CPathAgent: An Agent-based Foundation Model for Interpretable High-Resolution Pathology Image Analysis Mimicking Pathologists' Diagnostic Logic
Yuxuan Sun, Yixuan Si, Chenglu Zhu, Kai Zhang, Zhongyi Shui, Bowen Ding, Tao Lin, Lin Yang
TL;DR
CPathAgent addresses the interpretability gap in pathology AI by simulating pathologists' diagnostic workflow as an agent that navigates whole-slide images (WSIs) across scales. It introduces a three-stage reasoning pipeline—global screening, navigation planning, and multi-scale reasoning—together with PathMMU-HR², a expert-validated benchmark for huge-region analysis. The framework is trained in three stages to fuse patch-level perception with agent-based WSI reasoning, and evaluated across patch, huge-region, and WSI tasks, consistently outperforming both general-purpose and pathology-specific baselines while offering transparent, step-by-step rationales. The work demonstrates that agent-based diagnostic reasoning can achieve strong accuracy with improved interpretability, paving a path toward clinically usable AI-assisted pathology tools and highlighting directions for scaling data and authentic pathologist-driven paths.
Abstract
Recent advances in computational pathology have led to the emergence of numerous foundation models. These models typically rely on general-purpose encoders with multi-instance learning for whole slide image (WSI) classification or apply multimodal approaches to generate reports directly from images. However, these models cannot emulate the diagnostic approach of pathologists, who systematically examine slides at low magnification to obtain an overview before progressively zooming in on suspicious regions to formulate comprehensive diagnoses. Instead, existing models directly output final diagnoses without revealing the underlying reasoning process.

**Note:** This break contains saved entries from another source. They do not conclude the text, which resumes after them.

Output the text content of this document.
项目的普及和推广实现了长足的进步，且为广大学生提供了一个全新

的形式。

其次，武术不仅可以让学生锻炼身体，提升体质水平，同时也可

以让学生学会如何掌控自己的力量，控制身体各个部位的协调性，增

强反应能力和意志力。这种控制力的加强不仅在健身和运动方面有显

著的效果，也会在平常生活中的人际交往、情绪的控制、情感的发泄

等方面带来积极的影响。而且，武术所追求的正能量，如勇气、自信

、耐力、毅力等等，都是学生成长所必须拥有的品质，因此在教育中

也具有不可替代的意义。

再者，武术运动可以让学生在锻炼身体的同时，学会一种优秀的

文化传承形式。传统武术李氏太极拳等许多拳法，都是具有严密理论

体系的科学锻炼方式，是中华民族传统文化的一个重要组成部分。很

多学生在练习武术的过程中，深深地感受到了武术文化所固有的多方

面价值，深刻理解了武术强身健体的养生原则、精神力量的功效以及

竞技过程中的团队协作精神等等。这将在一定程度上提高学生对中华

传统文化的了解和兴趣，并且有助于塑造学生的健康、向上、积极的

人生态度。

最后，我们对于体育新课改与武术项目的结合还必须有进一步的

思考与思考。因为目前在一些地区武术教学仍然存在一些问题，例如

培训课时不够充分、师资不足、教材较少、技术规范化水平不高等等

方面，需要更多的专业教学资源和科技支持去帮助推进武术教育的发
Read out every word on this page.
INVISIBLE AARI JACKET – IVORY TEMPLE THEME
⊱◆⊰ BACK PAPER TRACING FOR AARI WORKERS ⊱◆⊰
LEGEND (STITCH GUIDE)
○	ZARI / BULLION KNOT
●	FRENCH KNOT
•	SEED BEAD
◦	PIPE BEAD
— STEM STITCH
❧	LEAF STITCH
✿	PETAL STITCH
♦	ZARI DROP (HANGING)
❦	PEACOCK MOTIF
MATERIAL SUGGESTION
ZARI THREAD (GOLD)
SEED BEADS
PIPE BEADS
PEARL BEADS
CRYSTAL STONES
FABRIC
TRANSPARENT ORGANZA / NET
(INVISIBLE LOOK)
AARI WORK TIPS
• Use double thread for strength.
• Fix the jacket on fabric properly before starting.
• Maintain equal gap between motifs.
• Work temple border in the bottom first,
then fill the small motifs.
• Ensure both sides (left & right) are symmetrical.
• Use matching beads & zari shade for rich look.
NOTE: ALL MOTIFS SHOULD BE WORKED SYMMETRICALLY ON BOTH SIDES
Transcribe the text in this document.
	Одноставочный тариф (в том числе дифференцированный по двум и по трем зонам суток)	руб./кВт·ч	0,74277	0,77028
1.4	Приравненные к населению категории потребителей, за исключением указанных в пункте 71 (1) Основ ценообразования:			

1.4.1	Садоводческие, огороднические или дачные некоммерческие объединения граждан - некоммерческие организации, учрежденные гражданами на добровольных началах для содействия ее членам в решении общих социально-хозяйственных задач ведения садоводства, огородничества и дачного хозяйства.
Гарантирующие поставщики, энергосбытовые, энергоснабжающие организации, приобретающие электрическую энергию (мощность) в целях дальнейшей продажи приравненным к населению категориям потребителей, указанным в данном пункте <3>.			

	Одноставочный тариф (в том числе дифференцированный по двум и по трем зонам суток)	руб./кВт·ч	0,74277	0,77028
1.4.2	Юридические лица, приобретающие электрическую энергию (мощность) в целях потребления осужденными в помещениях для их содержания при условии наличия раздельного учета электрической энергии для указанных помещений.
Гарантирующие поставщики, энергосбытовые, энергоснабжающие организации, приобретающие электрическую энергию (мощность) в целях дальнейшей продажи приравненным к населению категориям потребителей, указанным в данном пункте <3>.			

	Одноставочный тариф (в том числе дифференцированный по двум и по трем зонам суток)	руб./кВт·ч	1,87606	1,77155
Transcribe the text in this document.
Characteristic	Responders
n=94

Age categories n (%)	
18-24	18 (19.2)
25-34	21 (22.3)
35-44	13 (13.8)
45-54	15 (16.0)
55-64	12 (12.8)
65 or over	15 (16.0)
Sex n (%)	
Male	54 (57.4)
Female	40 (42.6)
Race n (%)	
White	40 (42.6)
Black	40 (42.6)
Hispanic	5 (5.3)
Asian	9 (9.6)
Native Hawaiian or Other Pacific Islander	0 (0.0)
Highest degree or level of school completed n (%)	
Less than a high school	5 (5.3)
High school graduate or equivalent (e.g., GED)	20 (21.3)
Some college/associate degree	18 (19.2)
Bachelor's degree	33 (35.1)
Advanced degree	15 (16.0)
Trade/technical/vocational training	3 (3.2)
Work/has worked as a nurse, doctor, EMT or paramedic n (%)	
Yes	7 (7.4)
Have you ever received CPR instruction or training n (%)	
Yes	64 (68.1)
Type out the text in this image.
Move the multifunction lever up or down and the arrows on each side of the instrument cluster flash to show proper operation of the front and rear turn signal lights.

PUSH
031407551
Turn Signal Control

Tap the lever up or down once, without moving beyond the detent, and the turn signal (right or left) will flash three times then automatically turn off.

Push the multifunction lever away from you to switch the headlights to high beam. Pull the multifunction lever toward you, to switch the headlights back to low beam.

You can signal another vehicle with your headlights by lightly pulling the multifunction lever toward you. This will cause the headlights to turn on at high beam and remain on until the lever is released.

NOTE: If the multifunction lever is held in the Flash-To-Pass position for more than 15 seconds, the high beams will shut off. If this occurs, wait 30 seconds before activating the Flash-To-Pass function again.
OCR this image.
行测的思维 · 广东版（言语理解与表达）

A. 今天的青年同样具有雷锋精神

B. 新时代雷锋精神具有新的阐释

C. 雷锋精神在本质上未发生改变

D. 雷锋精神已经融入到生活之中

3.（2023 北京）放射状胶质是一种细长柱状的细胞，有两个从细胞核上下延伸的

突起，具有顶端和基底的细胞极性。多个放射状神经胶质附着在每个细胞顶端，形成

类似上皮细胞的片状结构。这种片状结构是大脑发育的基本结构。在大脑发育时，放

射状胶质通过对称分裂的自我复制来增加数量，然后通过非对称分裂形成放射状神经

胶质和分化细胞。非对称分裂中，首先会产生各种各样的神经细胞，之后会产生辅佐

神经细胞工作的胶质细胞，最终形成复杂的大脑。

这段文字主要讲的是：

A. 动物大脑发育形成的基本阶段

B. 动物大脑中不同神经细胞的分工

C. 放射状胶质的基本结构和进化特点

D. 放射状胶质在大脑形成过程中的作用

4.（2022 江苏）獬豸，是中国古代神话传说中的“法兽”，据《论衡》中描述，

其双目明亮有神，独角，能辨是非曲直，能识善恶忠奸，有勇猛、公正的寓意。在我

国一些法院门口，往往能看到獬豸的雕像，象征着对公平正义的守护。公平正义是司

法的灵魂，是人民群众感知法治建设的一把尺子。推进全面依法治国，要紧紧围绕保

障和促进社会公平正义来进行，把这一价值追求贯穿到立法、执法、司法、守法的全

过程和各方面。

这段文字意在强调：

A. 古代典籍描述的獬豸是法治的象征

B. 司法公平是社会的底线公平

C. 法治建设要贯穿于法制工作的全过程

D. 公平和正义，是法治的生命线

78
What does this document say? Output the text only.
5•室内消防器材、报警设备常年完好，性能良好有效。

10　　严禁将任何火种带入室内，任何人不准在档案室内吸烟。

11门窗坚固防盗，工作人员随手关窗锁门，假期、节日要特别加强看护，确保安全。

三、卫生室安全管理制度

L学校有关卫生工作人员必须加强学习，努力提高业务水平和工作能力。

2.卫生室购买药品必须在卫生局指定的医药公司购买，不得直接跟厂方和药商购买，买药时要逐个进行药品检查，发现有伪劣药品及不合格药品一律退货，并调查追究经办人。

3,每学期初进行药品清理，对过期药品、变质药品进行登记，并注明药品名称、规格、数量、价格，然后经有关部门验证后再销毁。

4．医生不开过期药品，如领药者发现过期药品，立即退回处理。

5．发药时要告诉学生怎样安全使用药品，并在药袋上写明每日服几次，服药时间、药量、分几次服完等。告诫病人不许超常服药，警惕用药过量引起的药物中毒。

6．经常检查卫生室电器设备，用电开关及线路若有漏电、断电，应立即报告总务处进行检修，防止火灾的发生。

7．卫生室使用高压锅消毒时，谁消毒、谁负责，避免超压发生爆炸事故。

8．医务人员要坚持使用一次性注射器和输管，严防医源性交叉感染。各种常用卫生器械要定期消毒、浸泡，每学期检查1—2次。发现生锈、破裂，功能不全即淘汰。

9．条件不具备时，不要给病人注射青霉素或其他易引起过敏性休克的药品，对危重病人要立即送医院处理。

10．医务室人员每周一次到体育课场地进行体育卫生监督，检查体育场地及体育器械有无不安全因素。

To address this gap, we introduce CPathAgent, an innovative agent-based approach that mimics pathologists' diagnostic workflow by autonomously navigating across WSI based on observed visual features, thereby generating substantially more transparent and interpretable diagnostic summaries. To achieve this, we develop a multi-stage training strategy that unifies patch-level, region-level, and WSI-level capabilities within a single model, which is essential for replicating how pathologists understand and reason across diverse image scales. Additionally, we construct PathMMU-HR2, the first expert-validated benchmark for large region analysis. This represents a critical intermediate scale between patches and whole slides, reflecting a key clinical reality where pathologists typically examine several key large regions rather than entire slides at once. Extensive experiments demonstrate that CPathAgent consistently outperforms existing approaches across benchmarks at three different image scales, validating the effectiveness of our agent-based diagnostic approach and highlighting a promising direction for computational pathology.